## Sections:

1. [NumPy](#NumPy)  
2. [Installing and importing NumPy](#installing-and-importing-numpy)  
3. [Creating a NumPy array](#creating-a-numpy-array)  
4. [NumPy array data types](#numpy-array-data-types)    
5. [Indexing and slicing](#indexing-and-slicing)
6. [Operations on arrays](#operations-on-arrays)
7. [Reshaping arrays](#reshaping-arrays)

# 1. NumPy  <a id='numpy'></a>

**NumPy** is a library used for performing efficient operations on arrays of data. A NumPy array is a type of object that can hold a collection of items, similarly to  a `list`. The benefit of using NumPy arrays is that they significantly boost the speed at which various operations are performed. The efficiency of operations becomes increasingly important as the amount of data we work with increases, along with the number of operations we want to perform on said data. For this reason, NumPy is a particularly useful library.


# 2. Installing and importing NumPy  <a id='installing-numpy'></a>

The NumPy package is not included with Python, and therefore we have to install it before we can import the "numpy" module. The easiest way to install NumPy is to use **pip** - the official **P**ackage **I**nstaller for **P**ython. In order to install the NumPy package using pip, we can run the following command in the terminal:

`pip install numpy`

However, since we are using a Jupyter notebook, we can also install NumPy by running the command in the cell below (which will run the above command in the terminal for us):

In [1]:
!pip install numpy

Collecting numpy
  Using cached numpy-1.23.2-cp39-cp39-manylinux_2_17_x86_64.manylinux2014_x86_64.whl (17.1 MB)
Installing collected packages: numpy
Successfully installed numpy-1.23.2


Once we have installed the NumPy package, we can import the "numpy" module by running the following code:

In [2]:
import numpy as np

The line above imports the "numpy" module and assigns it to the variable `np` - this is a commonly used abbreviation for the "numpy" module.

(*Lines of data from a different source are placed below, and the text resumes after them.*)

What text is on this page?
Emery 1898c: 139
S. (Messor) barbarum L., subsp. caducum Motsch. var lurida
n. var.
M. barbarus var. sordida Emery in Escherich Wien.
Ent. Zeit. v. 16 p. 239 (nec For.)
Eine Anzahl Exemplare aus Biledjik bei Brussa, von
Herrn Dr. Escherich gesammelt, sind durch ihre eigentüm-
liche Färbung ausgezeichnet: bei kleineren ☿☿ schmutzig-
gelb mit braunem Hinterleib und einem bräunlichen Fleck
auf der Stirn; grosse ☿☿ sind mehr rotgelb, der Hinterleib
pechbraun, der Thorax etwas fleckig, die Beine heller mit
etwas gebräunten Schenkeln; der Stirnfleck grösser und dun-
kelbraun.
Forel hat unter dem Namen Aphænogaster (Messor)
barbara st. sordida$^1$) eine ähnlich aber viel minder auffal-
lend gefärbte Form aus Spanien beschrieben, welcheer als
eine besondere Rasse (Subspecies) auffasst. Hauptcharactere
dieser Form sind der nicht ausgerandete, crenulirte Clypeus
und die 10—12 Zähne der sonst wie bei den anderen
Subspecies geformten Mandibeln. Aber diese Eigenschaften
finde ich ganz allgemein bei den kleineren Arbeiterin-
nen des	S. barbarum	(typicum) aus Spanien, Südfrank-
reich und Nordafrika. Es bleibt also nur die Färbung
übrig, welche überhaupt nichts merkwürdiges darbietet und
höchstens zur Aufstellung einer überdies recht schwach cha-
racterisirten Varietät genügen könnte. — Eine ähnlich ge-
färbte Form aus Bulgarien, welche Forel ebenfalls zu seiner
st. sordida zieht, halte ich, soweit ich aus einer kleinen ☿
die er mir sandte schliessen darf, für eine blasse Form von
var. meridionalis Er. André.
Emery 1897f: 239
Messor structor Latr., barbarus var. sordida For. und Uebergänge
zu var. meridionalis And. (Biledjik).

# 3. NumPy arrays  <a id='numpy-arrays'></a>

As mentioned previously, a NumPy array is an object that can hold a collection of items, similarly to a `list`. There are many ways we create a NumPy array. For example, we can call the `array()` function and pass in a list of items as an argument:

In [71]:
x = np.array([1, 2, 3, 4])
x

array([1, 2, 3, 4])

We can use the `type()` function to see that `x` is indeed an array:

In [72]:
type(x)

numpy.ndarray

We can see that the `type(x)` function returns `numpy.ndarray`, indicating that this object is an `ndarray` from the "numpy" module. The name `ndarray` stands for N-dimensional array - this is because NumPy arrays can have multiple dimensions (N dimensions). We can check how many dimensions an array has by accessing its `ndim` attribute. 

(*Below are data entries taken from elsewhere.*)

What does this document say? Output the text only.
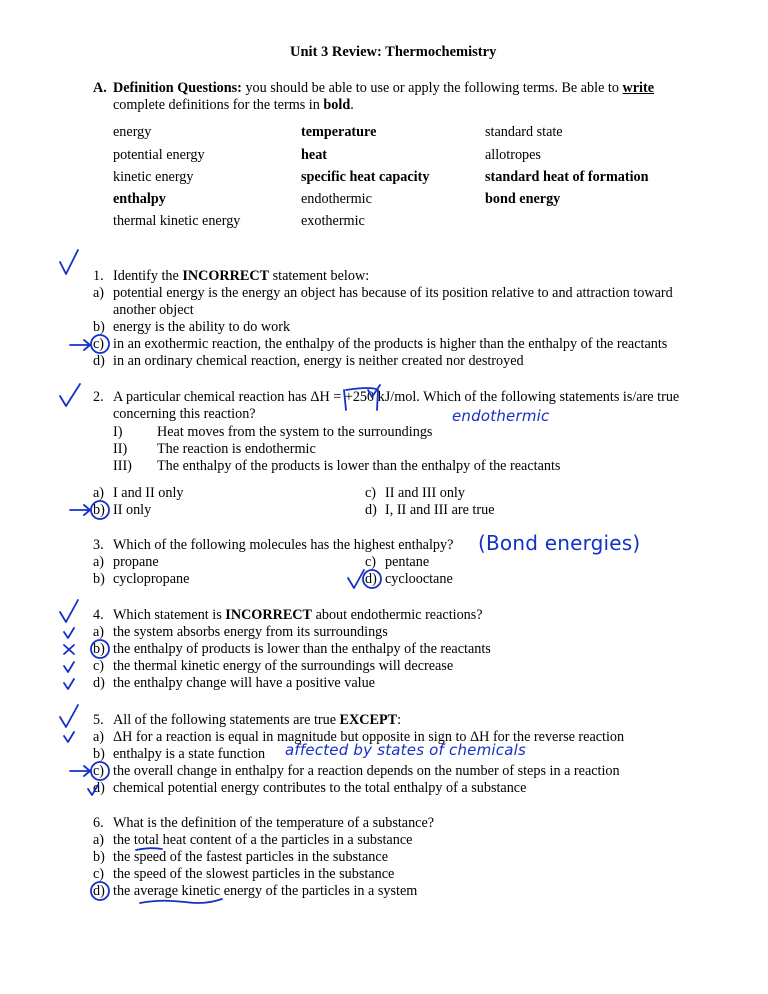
Unit 3 Review: Thermochemistry
A. Definition Questions: you should be able to use or apply the following terms. Be able to write
complete definitions for the terms in bold.
energy	temperature	standard state
potential energy	heat	allotropes
kinetic energy	specific heat capacity	standard heat of formation
enthalpy	endothermic	bond energy
thermal kinetic energy	exothermic
1. Identify the INCORRECT statement below:
a) potential energy is the energy an object has because of its position relative to and attraction toward
another object
b) energy is the ability to do work
c) in an exothermic reaction, the enthalpy of the products is higher than the enthalpy of the reactants
d) in an ordinary chemical reaction, energy is neither created nor destroyed
2. A particular chemical reaction has ΔH = +250 kJ/mol. Which of the following statements is/are true
concerning this reaction?
I) Heat moves from the system to the surroundings
II) The reaction is endothermic
III) The enthalpy of the products is lower than the enthalpy of the reactants
a) I and II only
b) II only
c) II and III only
d) I, II and III are true
3. Which of the following molecules has the highest enthalpy?
a) propane
b) cyclopropane
c) pentane
d) cyclooctane
4. Which statement is INCORRECT about endothermic reactions?
a) the system absorbs energy from its surroundings
b) the enthalpy of products is lower than the enthalpy of the reactants
c) the thermal kinetic energy of the surroundings will decrease
d) the enthalpy change will have a positive value
5. All of the following statements are true EXCEPT:
a) ΔH for a reaction is equal in magnitude but opposite in sign to ΔH for the reverse reaction
b) enthalpy is a state function
c) the overall change in enthalpy for a reaction depends on the number of steps in a reaction
d) chemical potential energy contributes to the total enthalpy of a substance
6. What is the definition of the temperature of a substance?
a) the total heat content of a the particles in a substance
b) the speed of the fastest particles in the substance
c) the speed of the slowest particles in the substance
d) the average kinetic energy of the particles in a system
endothermic
(Bond energies)
affected by states of chemicals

**Note:** A variable that belongs to an object is called an attribute. Attributes can be accessed by writing the `.` symbol followed by the name of the attribute.

In [65]:
x.ndim

1

As we can see above, the `x` array has one dimension. If we want to create an array with two dimensions, we can do so by nesting lists within a list, and then passing the top-level list to the `array()` function:

In [78]:
y = [[1, 2, 3], [4, 5, 6]]
y = np.array(y)
y

array([[1, 2, 3],
       [4, 5, 6]])

In [79]:
y.ndim

2

As we can see above, the `y` array has two dimensions. A two-dimensional array can be thought of as a table or a matrix composed of rows and columns. In this case, the `y` array has two rows and three columns.

![matrix-diagram.png](attachment:matrix-diagram.png)

 In a more general sense, this is referred to as the shape of an array. The shape of an array can be checked via the `shape` attribute.

In [81]:
y.shape

(2, 3)

The shape of an array is represented as a `tuple`. A `tuple` is similar to a `list`, as it also holds a collection of items - the beginning and end of a `tuple` is signified by round bracktes `()`. The main difference between a `tuple` and a `list` is that a `tuple` cannot be changed, whereas a list can have items added, changed or removed. You can think of a `tuple` as a frozen `list` that does not change.

The `shape` attribute returns a `tuple` containing the size of each dimension. The size of a dimension refers to the number of items in that dimension. In the case of the `y` array, the first dimension contains two items (both of which are arrays), which is why the first item in the `shape` tuple is `2`. Each of those arrays contains 3 items (all of which are integers), which is why the second item in the `shape` tuple is `3`. 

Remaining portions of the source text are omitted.